Complete step-by-step answer:
The value of magnetic force will be-
${F_m} = Q\left( {\overrightarrow v \times \overrightarrow B } \right)$
As the uniform magnetic field is perpendicular to the direction of motion of the charge. So,
${F_m} = Q\sin {90^ \circ }vB$
$\Rightarrow {F_m} = QvB$
Since the particle makes a circular path having a radius say $R$, the magnetic force will provide a necessary centripetal force. We know the formula for centripetal force is${F_c} = \dfrac{{M{v^2}}}{R}$. Therefore,
$\dfrac{{M{v^2}}}{R} = QvB$
$\Rightarrow R = \dfrac{{Mv}}{{QB}}$
Rearrange the above equation to get the value of $v$ ,
$v = \dfrac{{QBR}}{M}$ .............. $\left( 1 \right)$
As we know that the formula for kinetic energy is,
$K.E = \dfrac{1}{2}M{v^2}$
Putting the value of $v$ from the equation $\left( 1 \right)$ , we will have;
$K.E = \dfrac{1}{2}M{\left( {\dfrac{{QRB}}{M}} \right)^2}$
$\Rightarrow K.E = \dfrac{1}{2}M\dfrac{{{Q^2}{R^2}{B^2}}}{{{M^2}}}$
On further simplifying we get,
$K.E = \dfrac{{{Q^2}{R^2}{B^2}}}{{2M}}$
An electrical potential $V$ was applied to get the charged particle accelerated. The particle applied some velocity due to which it's kinetic energy is $K.E = \dfrac{{{Q^2}{R^2}{B^2}}}{{2M}}$
Now, this kinetic energy should be equal to electrical energy $QV$ where $V$ is the electric potential.
$\therefore K.E = QV$
$\Rightarrow \dfrac{{{Q^2}{R^2}{B^2}}}{{2M}} = QV$
$\Rightarrow {R^2} = \dfrac{{2MV}}{{Q{B^2}}}$
On taking square root both the sides we get,
$\Rightarrow R = \dfrac{1}{B}\sqrt {\dfrac{{2MV}}{Q}}$
Hence, the radius of the circular path in which the charge is moving in terms of potential difference $V$ is $\dfrac{1}{B}\sqrt {\dfrac{{2MV}}{Q}}$ .

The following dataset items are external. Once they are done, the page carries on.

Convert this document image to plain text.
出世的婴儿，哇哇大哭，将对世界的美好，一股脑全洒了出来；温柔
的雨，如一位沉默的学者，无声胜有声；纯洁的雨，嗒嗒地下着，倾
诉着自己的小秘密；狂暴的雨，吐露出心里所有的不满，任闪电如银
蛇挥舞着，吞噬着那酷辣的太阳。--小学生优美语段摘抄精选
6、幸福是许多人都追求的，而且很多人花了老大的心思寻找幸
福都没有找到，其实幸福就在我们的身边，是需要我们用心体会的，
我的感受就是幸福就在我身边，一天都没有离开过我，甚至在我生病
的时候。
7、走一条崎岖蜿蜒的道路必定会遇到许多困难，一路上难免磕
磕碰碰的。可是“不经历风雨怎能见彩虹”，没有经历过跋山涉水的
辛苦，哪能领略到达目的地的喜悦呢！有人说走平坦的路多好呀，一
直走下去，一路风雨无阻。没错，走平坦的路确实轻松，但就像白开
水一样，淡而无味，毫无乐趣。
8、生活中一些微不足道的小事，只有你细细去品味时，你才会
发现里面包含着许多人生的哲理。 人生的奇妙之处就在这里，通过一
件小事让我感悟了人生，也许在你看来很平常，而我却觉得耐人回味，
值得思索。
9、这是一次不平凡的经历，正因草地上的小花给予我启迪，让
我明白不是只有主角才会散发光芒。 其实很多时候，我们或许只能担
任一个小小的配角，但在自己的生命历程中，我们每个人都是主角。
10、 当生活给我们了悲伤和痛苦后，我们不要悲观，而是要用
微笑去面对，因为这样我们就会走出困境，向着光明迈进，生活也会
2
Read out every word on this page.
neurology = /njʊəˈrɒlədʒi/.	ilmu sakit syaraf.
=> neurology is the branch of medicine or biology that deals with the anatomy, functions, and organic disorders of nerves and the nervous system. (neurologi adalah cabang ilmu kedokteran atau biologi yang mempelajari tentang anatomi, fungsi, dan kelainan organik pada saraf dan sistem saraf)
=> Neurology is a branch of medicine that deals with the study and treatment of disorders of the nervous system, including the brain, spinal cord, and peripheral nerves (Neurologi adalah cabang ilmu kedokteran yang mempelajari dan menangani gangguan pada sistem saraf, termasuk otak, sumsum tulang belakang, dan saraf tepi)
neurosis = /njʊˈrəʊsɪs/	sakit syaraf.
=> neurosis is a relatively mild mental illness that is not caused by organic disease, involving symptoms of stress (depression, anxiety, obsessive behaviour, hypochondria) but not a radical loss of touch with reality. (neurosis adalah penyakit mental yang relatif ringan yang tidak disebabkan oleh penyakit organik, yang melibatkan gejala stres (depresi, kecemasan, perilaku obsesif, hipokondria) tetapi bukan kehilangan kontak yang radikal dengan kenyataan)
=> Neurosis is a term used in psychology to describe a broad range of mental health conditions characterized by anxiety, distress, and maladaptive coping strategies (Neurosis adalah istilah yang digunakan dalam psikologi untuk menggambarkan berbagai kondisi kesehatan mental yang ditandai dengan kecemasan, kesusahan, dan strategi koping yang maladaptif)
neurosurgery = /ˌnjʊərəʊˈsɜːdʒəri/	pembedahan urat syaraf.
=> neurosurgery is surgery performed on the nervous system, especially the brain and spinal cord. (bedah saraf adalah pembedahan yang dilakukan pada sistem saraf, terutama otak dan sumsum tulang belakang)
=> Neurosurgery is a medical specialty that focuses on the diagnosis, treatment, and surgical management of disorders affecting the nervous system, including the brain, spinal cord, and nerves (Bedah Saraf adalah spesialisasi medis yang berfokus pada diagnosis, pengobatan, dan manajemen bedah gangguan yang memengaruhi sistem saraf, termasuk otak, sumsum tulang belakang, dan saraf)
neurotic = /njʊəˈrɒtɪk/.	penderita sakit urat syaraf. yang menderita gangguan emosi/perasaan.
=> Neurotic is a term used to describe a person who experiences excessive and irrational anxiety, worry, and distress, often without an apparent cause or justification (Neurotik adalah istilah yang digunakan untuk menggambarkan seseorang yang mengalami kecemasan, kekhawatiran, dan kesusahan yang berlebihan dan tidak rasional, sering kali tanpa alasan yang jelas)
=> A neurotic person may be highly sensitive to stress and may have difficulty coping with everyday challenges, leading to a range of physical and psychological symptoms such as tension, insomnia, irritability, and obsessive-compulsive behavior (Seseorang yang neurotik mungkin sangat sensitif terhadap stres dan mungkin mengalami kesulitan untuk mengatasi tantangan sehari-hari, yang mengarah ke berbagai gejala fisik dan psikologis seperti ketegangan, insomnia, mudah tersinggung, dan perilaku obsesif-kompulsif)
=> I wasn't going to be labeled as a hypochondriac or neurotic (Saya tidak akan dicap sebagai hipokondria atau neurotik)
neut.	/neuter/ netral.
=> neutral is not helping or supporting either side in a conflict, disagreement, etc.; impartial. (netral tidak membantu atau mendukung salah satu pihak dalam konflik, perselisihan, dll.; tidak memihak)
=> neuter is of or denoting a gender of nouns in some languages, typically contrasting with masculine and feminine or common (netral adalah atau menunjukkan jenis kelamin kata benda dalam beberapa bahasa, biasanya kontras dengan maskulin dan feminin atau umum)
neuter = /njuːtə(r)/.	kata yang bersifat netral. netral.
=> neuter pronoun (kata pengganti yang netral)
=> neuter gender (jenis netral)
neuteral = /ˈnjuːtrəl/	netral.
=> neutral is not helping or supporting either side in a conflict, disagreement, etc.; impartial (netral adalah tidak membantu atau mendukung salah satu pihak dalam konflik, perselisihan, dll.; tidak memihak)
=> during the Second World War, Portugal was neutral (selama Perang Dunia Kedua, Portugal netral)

Note: The direction in which the electron starts to move due to the magnetic field can be found using Fleming’s left-hand rule. The index finger refers to the intensity of magnetization, the next finger refers to the direction along which the charged particle is moving. The direction of the thumb indicates the direction along which the charged particle gets bent due to the perpendicular magnetic field.